The court therefore concluded that the mother was “in a superior position to assess and meet her child’s medical needs” and was awarded sole decision-making for purposes of making medical decisions.
Now it should be noted that part of the court’s analysis was the fact that Mrs. Gzrb had a religious objection to vaccines. The courts are loath to appear to be trampling on the religious liberties of anyone. Had Mrs. Gryb’s reasoning been solely science-based (i.e. she had come to the conclusion after reading material from anti-vaccines doctors), I don’t know if the outcome would have been different.
The states are not uniform on what kind of vaccine exemptions are allowed. Many states offer religious exemptions for attending school. Fewer states, but still substantial, offer non-religious-based exemptions. However these exemptions should not muddy the waters of the issue in front of family courts faced with this question. Vaccine “exemptions” are for public school attendance. If a parent sends their child to a private school or home schools, then the vaccine issue is moot. There are no states, to the best of my knowledge, that have any laws mandating vaccines be given to children other than as a requirement for public school attendance.
So the issue before a family court faced with this issue has little or nothing to do with that state’s exemption laws and everything to do with the parents and the best interest factors.
This is an interesting case because to vaccinate or not to vaccinate is a zero-sum game proposition. Both parents cannot get what they want at the same time. Therefore a decision must be made. This is unlike, for example, each parent being free to expose their children to that parent’s religion. They both have the same rights as the other parent, and one parent’s exposure to one religion does not diminish or take away from the other parent’s equal right to do the same.

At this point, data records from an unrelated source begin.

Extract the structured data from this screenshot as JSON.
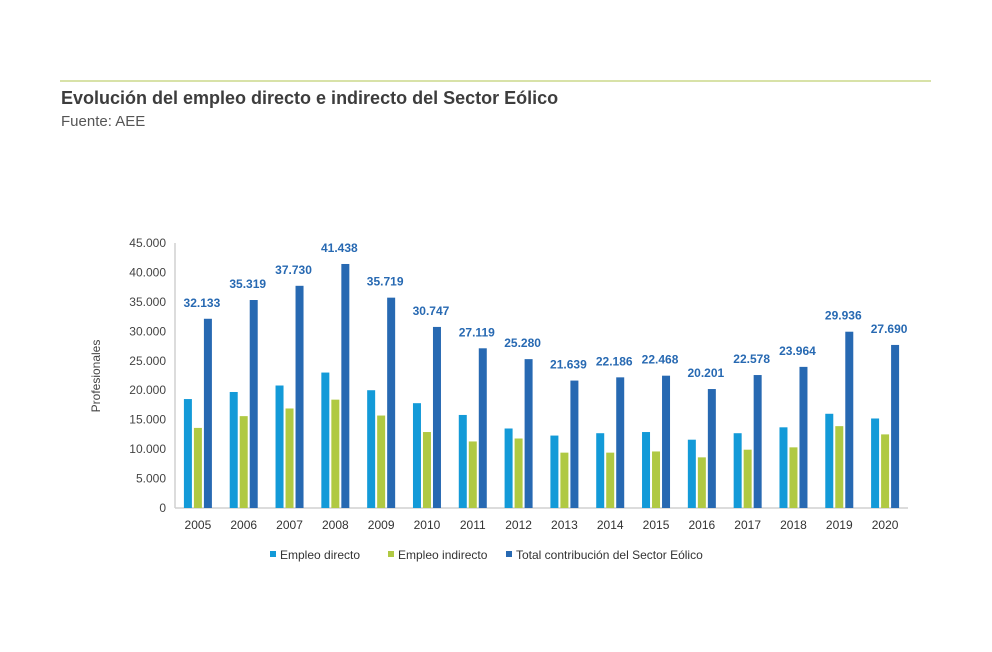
{
  "header": {
    "title": "Evolución del empleo directo e indirecto del Sector Eólico",
    "subtitle": "Fuente: AEE"
  },
  "chart_data": {
    "type": "bar",
    "ylabel": "Profesionales",
    "ylim": [
      0,
      45000
    ],
    "yticks": [
      "0",
      "5.000",
      "10.000",
      "15.000",
      "20.000",
      "25.000",
      "30.000",
      "35.000",
      "40.000",
      "45.000"
    ],
    "categories": [
      "2005",
      "2006",
      "2007",
      "2008",
      "2009",
      "2010",
      "2011",
      "2012",
      "2013",
      "2014",
      "2015",
      "2016",
      "2017",
      "2018",
      "2019",
      "2020"
    ],
    "legend_position": "bottom",
    "series": [
      {
        "name": "Empleo directo",
        "color": "#139ad8",
        "values": [
          18500,
          19700,
          20800,
          23000,
          20000,
          17800,
          15800,
          13500,
          12300,
          12700,
          12900,
          11600,
          12700,
          13700,
          16000,
          15200
        ]
      },
      {
        "name": "Empleo indirecto",
        "color": "#b0c943",
        "values": [
          13600,
          15600,
          16900,
          18400,
          15700,
          12900,
          11300,
          11800,
          9400,
          9400,
          9600,
          8600,
          9900,
          10300,
          13900,
          12500
        ]
      },
      {
        "name": "Total contribución del Sector Eólico",
        "color": "#2769b2",
        "values": [
          32133,
          35319,
          37730,
          41438,
          35719,
          30747,
          27119,
          25280,
          21639,
          22186,
          22468,
          20201,
          22578,
          23964,
          29936,
          27690
        ],
        "labels": [
          "32.133",
          "35.319",
          "37.730",
          "41.438",
          "35.719",
          "30.747",
          "27.119",
          "25.280",
          "21.639",
          "22.186",
          "22.468",
          "20.201",
          "22.578",
          "23.964",
          "29.936",
          "27.690"
        ]
      }
    ]
  }
}
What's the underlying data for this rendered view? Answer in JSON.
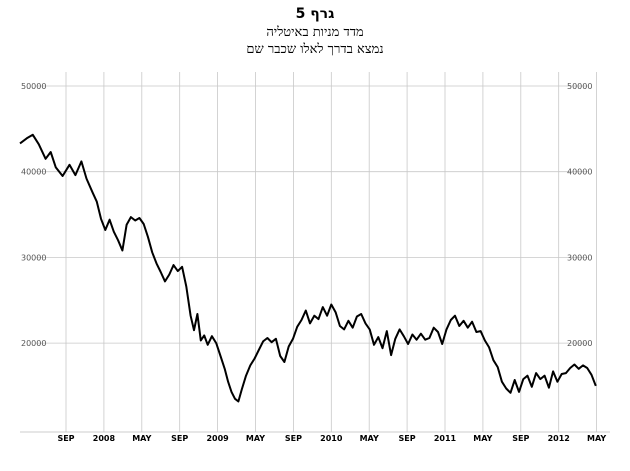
{
  "chart_data": {
    "type": "line",
    "title": "גרף 5",
    "subtitle_1": "מדד מניות באיטליה",
    "subtitle_2": "נמצא בדרך לאלו שכבר שם",
    "xlabel": "",
    "ylabel": "",
    "ylim": [
      10000,
      50000
    ],
    "y_ticks": [
      "20000",
      "30000",
      "40000",
      "50000"
    ],
    "x_tick_labels": [
      "SEP",
      "2008",
      "MAY",
      "SEP",
      "2009",
      "MAY",
      "SEP",
      "2010",
      "MAY",
      "SEP",
      "2011",
      "MAY",
      "SEP",
      "2012",
      "MAY"
    ],
    "x_tick_months": [
      3,
      7,
      11,
      15,
      19,
      23,
      27,
      31,
      35,
      39,
      43,
      47,
      51,
      55,
      59
    ],
    "x_range_months": [
      0,
      62
    ],
    "grid": true,
    "series": [
      {
        "color": "#000000",
        "points": [
          [
            0,
            43300
          ],
          [
            0.8,
            43900
          ],
          [
            1.5,
            44300
          ],
          [
            2.2,
            43200
          ],
          [
            3,
            41500
          ],
          [
            3.6,
            42300
          ],
          [
            4.2,
            40500
          ],
          [
            5,
            39500
          ],
          [
            5.8,
            40800
          ],
          [
            6.5,
            39600
          ],
          [
            7.2,
            41200
          ],
          [
            7.8,
            39200
          ],
          [
            8.5,
            37600
          ],
          [
            9,
            36500
          ],
          [
            9.5,
            34500
          ],
          [
            10,
            33200
          ],
          [
            10.5,
            34400
          ],
          [
            11,
            33000
          ],
          [
            11.5,
            32000
          ],
          [
            12,
            30800
          ],
          [
            12.5,
            33800
          ],
          [
            13,
            34700
          ],
          [
            13.5,
            34300
          ],
          [
            14,
            34600
          ],
          [
            14.5,
            33900
          ],
          [
            15,
            32400
          ],
          [
            15.5,
            30600
          ],
          [
            16,
            29300
          ],
          [
            16.5,
            28300
          ],
          [
            17,
            27200
          ],
          [
            17.5,
            28000
          ],
          [
            18,
            29100
          ],
          [
            18.5,
            28400
          ],
          [
            19,
            28900
          ],
          [
            19.5,
            26600
          ],
          [
            20,
            23200
          ],
          [
            20.4,
            21500
          ],
          [
            20.8,
            23400
          ],
          [
            21.2,
            20300
          ],
          [
            21.6,
            20900
          ],
          [
            22,
            19800
          ],
          [
            22.5,
            20800
          ],
          [
            23,
            20000
          ],
          [
            23.5,
            18500
          ],
          [
            24,
            17000
          ],
          [
            24.4,
            15500
          ],
          [
            24.8,
            14300
          ],
          [
            25.2,
            13500
          ],
          [
            25.6,
            13200
          ],
          [
            26,
            14600
          ],
          [
            26.5,
            16200
          ],
          [
            27,
            17400
          ],
          [
            27.5,
            18200
          ],
          [
            28,
            19200
          ],
          [
            28.5,
            20200
          ],
          [
            29,
            20600
          ],
          [
            29.5,
            20100
          ],
          [
            30,
            20500
          ],
          [
            30.5,
            18500
          ],
          [
            31,
            17800
          ],
          [
            31.5,
            19600
          ],
          [
            32,
            20500
          ],
          [
            32.5,
            21900
          ],
          [
            33,
            22700
          ],
          [
            33.5,
            23800
          ],
          [
            34,
            22300
          ],
          [
            34.5,
            23200
          ],
          [
            35,
            22800
          ],
          [
            35.5,
            24200
          ],
          [
            36,
            23200
          ],
          [
            36.5,
            24500
          ],
          [
            37,
            23600
          ],
          [
            37.5,
            22000
          ],
          [
            38,
            21600
          ],
          [
            38.5,
            22600
          ],
          [
            39,
            21800
          ],
          [
            39.5,
            23100
          ],
          [
            40,
            23400
          ],
          [
            40.5,
            22300
          ],
          [
            41,
            21600
          ],
          [
            41.5,
            19800
          ],
          [
            42,
            20700
          ],
          [
            42.5,
            19400
          ],
          [
            43,
            21400
          ],
          [
            43.5,
            18600
          ],
          [
            44,
            20500
          ],
          [
            44.5,
            21600
          ],
          [
            45,
            20800
          ],
          [
            45.5,
            19900
          ],
          [
            46,
            21000
          ],
          [
            46.5,
            20400
          ],
          [
            47,
            21100
          ],
          [
            47.5,
            20400
          ],
          [
            48,
            20600
          ],
          [
            48.5,
            21800
          ],
          [
            49,
            21300
          ],
          [
            49.5,
            19900
          ],
          [
            50,
            21600
          ],
          [
            50.5,
            22700
          ],
          [
            51,
            23200
          ],
          [
            51.5,
            22000
          ],
          [
            52,
            22600
          ],
          [
            52.5,
            21800
          ],
          [
            53,
            22500
          ],
          [
            53.5,
            21300
          ],
          [
            54,
            21400
          ],
          [
            54.5,
            20300
          ],
          [
            55,
            19500
          ],
          [
            55.5,
            18000
          ],
          [
            56,
            17200
          ],
          [
            56.5,
            15500
          ],
          [
            57,
            14700
          ],
          [
            57.5,
            14200
          ],
          [
            58,
            15700
          ],
          [
            58.5,
            14300
          ],
          [
            59,
            15800
          ],
          [
            59.5,
            16200
          ],
          [
            60,
            14900
          ],
          [
            60.5,
            16500
          ],
          [
            61,
            15800
          ],
          [
            61.5,
            16200
          ],
          [
            62,
            14800
          ],
          [
            62.5,
            16700
          ],
          [
            63,
            15500
          ],
          [
            63.5,
            16400
          ],
          [
            64,
            16500
          ],
          [
            64.5,
            17100
          ],
          [
            65,
            17500
          ],
          [
            65.5,
            17000
          ],
          [
            66,
            17400
          ],
          [
            66.5,
            17100
          ],
          [
            67,
            16300
          ],
          [
            67.5,
            15000
          ]
        ]
      }
    ]
  }
}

Here are some things to take away from this case:
This case is from Virginia. It has persuasive power in other states, but is not an authority.

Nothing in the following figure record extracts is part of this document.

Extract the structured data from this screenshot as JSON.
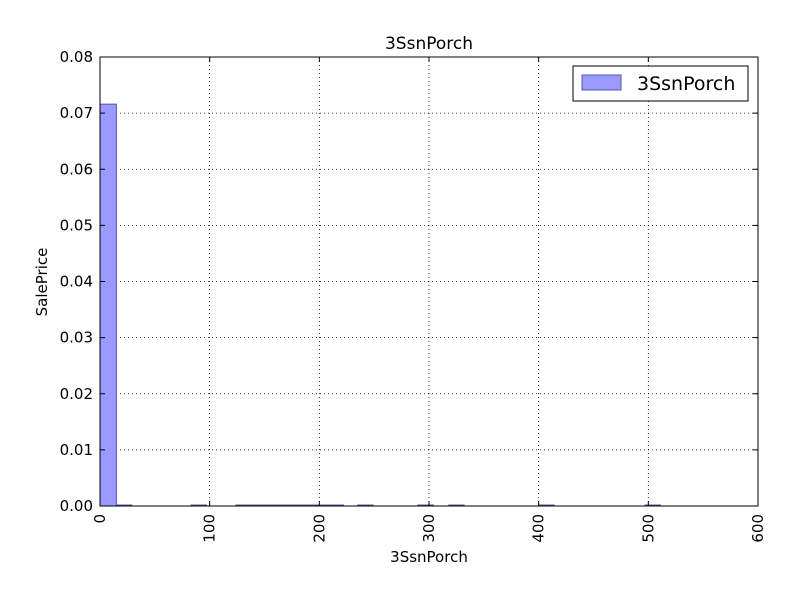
{
  "chart_data": {
    "type": "bar",
    "title": "3SsnPorch",
    "xlabel": "3SsnPorch",
    "ylabel": "SalePrice",
    "xlim": [
      0,
      600
    ],
    "ylim": [
      0,
      0.08
    ],
    "x_ticks": [
      0,
      100,
      200,
      300,
      400,
      500,
      600
    ],
    "x_tick_labels": [
      "0",
      "100",
      "200",
      "300",
      "400",
      "500",
      "600"
    ],
    "y_ticks": [
      0,
      0.01,
      0.02,
      0.03,
      0.04,
      0.05,
      0.06,
      0.07,
      0.08
    ],
    "y_tick_labels": [
      "0.00",
      "0.01",
      "0.02",
      "0.03",
      "0.04",
      "0.05",
      "0.06",
      "0.07",
      "0.08"
    ],
    "grid": true,
    "legend_position": "top-right",
    "series": [
      {
        "name": "3SsnPorch",
        "color": "#9999ff",
        "edge_color": "#5555aa",
        "bins": [
          {
            "x0": 0,
            "x1": 15,
            "value": 0.0716
          },
          {
            "x0": 15,
            "x1": 29,
            "value": 0.0001
          },
          {
            "x0": 83,
            "x1": 97,
            "value": 5e-05
          },
          {
            "x0": 124,
            "x1": 138,
            "value": 5e-05
          },
          {
            "x0": 138,
            "x1": 152,
            "value": 5e-05
          },
          {
            "x0": 152,
            "x1": 166,
            "value": 5e-05
          },
          {
            "x0": 166,
            "x1": 180,
            "value": 5e-05
          },
          {
            "x0": 180,
            "x1": 194,
            "value": 5e-05
          },
          {
            "x0": 194,
            "x1": 208,
            "value": 5e-05
          },
          {
            "x0": 208,
            "x1": 222,
            "value": 5e-05
          },
          {
            "x0": 235,
            "x1": 249,
            "value": 5e-05
          },
          {
            "x0": 290,
            "x1": 304,
            "value": 5e-05
          },
          {
            "x0": 318,
            "x1": 332,
            "value": 5e-05
          },
          {
            "x0": 400,
            "x1": 414,
            "value": 5e-05
          },
          {
            "x0": 497,
            "x1": 511,
            "value": 5e-05
          }
        ]
      }
    ]
  }
}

The court in this case deferred to the more involved parent. This is pretty powerful stuff. In this case, the court actually concluded that getting the vaccines would be in the child’s best interests, but deferred to the parent that was more involved in the medical aspects of their children’s upbringing.
Continuing from the previous point, I wonder if one parent putting more effort into research into the vaccine issue itself would persuade a future court. If we assume a situation where both parents take the child to appointments and are both fairly equally involved, would one parent who has read books on the subject, interviewed doctors, attended lectures, and done general research be in a better position to obtain sole decision-making for medical decisions than a parent who had not done that in the same situation. This was not before the court, so it’s hard to say but interesting to think about.
As a parent with unorthodox medical views, it can be intimidating to go up against mainstream understandings of such issues in family court. This case should give those parents a little drop of courage if a similar dispute arises in their own circumstances.